In support of their position the demurrants cite Wood v.O'Neil, 90 Conn. 497. That is a case in which the action of the trial court in granting a nonsuit in favor of the parents of a minor son was upheld. Said the court (p. 500): "Upon an examination of all the evidence, we think that the case against the parents amounted to no more than a claim that they were negligent in the eye of the law solely because they put a shotgun into the hands of a boy not quite sixteen years old; a proposition which is manifestly untenable."

The office of a demurrer serves the purpose of testing the legal sufficiency of the pleading to which it is directed. It is to be noted that the case on paper against the parents is that their minor son violated an ordinance in operating his bicycle upon a public sidewalk and that they knew or had reason to know that he was accustomed to so operate contrary to the ordinance. It is considered that the Wood case, relied upon by the demurrants, is essentially concerned with the absence of sufficiency of proof and not insufficiency of allegations. It is, however, the only case contained in the Connecticut reports which comes close to the problem presented.

Broadly stated, parents at common law are not liable for the torts of their minor children. To this general rule an exception has attached in situations where parents have entrusted *301 a dangerous instrumentality to their children or have failed to restrain their children who they know possess dangerous tendencies. See 39 Am. Jur. 690 et seq.; note, 155 A. L. R. 85 et seq.; Prosser, Torts, p. 200, and sources collected in footnote 74.
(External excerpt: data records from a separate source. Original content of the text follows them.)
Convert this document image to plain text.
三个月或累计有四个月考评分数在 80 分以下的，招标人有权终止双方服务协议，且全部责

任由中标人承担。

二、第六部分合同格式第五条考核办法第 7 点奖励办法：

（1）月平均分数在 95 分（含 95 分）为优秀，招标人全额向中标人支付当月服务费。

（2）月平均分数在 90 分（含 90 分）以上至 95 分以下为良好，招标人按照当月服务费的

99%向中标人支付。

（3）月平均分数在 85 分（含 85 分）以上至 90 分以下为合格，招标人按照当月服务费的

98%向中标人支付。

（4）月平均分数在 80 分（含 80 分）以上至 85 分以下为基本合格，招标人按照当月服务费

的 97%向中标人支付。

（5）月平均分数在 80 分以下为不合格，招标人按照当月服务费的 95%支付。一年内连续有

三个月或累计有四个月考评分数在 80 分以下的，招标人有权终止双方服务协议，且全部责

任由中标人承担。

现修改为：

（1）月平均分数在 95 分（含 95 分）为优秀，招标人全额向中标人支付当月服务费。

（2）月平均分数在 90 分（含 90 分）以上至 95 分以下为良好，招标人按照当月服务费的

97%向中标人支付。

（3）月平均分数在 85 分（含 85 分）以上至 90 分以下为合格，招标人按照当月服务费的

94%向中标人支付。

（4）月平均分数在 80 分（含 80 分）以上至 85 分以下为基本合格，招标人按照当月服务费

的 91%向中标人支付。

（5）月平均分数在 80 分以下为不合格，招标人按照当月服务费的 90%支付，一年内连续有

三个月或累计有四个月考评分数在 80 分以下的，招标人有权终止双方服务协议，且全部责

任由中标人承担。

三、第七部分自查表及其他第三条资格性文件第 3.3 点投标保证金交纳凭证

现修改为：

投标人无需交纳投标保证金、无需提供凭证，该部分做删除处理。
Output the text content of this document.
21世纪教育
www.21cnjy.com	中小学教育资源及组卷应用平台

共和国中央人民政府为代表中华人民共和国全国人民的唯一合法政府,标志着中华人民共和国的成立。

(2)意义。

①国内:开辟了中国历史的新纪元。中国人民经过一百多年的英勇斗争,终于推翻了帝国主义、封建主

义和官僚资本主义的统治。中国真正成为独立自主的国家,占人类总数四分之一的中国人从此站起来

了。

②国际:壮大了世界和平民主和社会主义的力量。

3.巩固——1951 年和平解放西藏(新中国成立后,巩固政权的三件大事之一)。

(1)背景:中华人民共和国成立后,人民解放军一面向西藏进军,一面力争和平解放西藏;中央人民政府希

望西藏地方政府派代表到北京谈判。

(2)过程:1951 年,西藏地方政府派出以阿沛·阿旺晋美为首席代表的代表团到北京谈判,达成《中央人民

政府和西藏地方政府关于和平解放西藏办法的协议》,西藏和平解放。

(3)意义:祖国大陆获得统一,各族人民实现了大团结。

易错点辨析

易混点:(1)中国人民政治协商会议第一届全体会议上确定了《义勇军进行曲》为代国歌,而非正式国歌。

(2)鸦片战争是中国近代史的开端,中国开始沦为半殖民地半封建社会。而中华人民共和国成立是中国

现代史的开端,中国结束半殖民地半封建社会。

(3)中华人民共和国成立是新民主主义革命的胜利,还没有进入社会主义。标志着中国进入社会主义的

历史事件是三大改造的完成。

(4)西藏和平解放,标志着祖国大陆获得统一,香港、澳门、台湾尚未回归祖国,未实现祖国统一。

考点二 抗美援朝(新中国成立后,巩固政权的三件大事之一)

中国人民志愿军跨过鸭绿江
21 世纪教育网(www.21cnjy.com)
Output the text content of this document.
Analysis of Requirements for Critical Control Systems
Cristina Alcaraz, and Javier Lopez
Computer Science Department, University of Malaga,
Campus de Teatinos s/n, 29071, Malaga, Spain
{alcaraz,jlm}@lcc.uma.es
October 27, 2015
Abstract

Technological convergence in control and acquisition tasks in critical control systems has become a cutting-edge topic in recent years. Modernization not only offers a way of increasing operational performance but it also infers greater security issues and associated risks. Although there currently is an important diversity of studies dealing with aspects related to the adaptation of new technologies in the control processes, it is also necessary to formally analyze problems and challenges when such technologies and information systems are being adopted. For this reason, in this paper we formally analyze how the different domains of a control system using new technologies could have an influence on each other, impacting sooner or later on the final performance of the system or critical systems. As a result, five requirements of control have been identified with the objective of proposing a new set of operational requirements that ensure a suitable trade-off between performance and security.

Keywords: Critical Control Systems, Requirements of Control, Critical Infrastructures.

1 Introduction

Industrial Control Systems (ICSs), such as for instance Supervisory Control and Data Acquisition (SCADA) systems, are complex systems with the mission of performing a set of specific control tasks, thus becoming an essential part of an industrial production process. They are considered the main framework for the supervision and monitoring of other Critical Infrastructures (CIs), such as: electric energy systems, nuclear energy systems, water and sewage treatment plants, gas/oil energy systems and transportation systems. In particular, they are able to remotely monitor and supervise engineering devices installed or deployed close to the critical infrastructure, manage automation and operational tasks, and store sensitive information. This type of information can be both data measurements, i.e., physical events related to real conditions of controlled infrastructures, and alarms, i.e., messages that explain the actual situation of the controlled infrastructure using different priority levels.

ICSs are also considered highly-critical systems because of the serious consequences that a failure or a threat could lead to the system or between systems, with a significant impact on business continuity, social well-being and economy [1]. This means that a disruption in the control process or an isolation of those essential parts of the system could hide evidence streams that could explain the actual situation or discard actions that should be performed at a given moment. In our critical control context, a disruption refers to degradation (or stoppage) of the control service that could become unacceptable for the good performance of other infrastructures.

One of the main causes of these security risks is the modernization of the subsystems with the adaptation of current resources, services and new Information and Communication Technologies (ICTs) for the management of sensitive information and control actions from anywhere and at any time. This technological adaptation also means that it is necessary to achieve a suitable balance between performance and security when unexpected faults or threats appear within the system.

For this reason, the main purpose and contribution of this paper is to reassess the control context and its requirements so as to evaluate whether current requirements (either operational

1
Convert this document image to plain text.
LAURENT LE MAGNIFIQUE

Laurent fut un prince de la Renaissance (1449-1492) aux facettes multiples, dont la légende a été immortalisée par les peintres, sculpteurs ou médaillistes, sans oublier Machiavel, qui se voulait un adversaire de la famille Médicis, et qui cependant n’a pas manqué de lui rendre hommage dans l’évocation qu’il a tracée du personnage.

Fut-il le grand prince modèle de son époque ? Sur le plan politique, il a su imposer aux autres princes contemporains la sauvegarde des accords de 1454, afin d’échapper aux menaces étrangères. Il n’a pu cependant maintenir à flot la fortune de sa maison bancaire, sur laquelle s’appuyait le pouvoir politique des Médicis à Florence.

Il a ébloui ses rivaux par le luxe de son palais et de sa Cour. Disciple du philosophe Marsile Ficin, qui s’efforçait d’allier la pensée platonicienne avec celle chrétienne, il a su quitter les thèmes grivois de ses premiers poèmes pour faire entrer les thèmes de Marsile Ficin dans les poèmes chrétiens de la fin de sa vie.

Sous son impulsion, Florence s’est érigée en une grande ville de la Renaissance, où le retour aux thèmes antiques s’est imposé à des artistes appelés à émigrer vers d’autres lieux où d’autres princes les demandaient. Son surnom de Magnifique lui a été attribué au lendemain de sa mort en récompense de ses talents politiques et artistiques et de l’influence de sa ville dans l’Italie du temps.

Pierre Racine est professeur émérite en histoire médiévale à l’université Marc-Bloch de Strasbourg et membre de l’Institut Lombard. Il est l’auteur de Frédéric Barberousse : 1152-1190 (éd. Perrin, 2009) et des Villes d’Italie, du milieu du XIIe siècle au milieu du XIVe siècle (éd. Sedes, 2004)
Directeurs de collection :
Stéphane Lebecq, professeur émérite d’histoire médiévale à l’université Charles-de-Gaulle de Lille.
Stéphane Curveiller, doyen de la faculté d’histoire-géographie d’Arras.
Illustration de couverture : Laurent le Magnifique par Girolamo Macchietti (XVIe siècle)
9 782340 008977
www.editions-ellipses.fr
The clearest enunciation of the duty of parents to control the conduct of their children is to be found in the Restatement, 2 Torts, § 316, as follows: "A parent is under a duty to exercise reasonable care so to control his minor child as to prevent it from intentionally harming others or from so conducting itself as to create an unreasonable risk of bodily harm to them if the parent (a) knows or has reason to know that he has the ability to control his child, and (b) knows or should know of the necessity and opportunity for exercising such control." Comment a. thereto states: "While the father as head of the family group is no longer responsible for the actions of all the members of his household or even for those of his minor child, he is responsible for their conduct in so far as he has the ability to control it. This duty is not peculiar to a father. It extends to the mother also in so far as her position as mother gives her an ability to control her child."

The conclusion of the court is that the allegations of fact directed against the demurrants as parents are sufficient in law to be litigated. Their argument regarding proximate cause is more a question of proof than of pleading and is only here touched upon to indicate that it has not been overlooked.

Accordingly, the demurrer is overruled.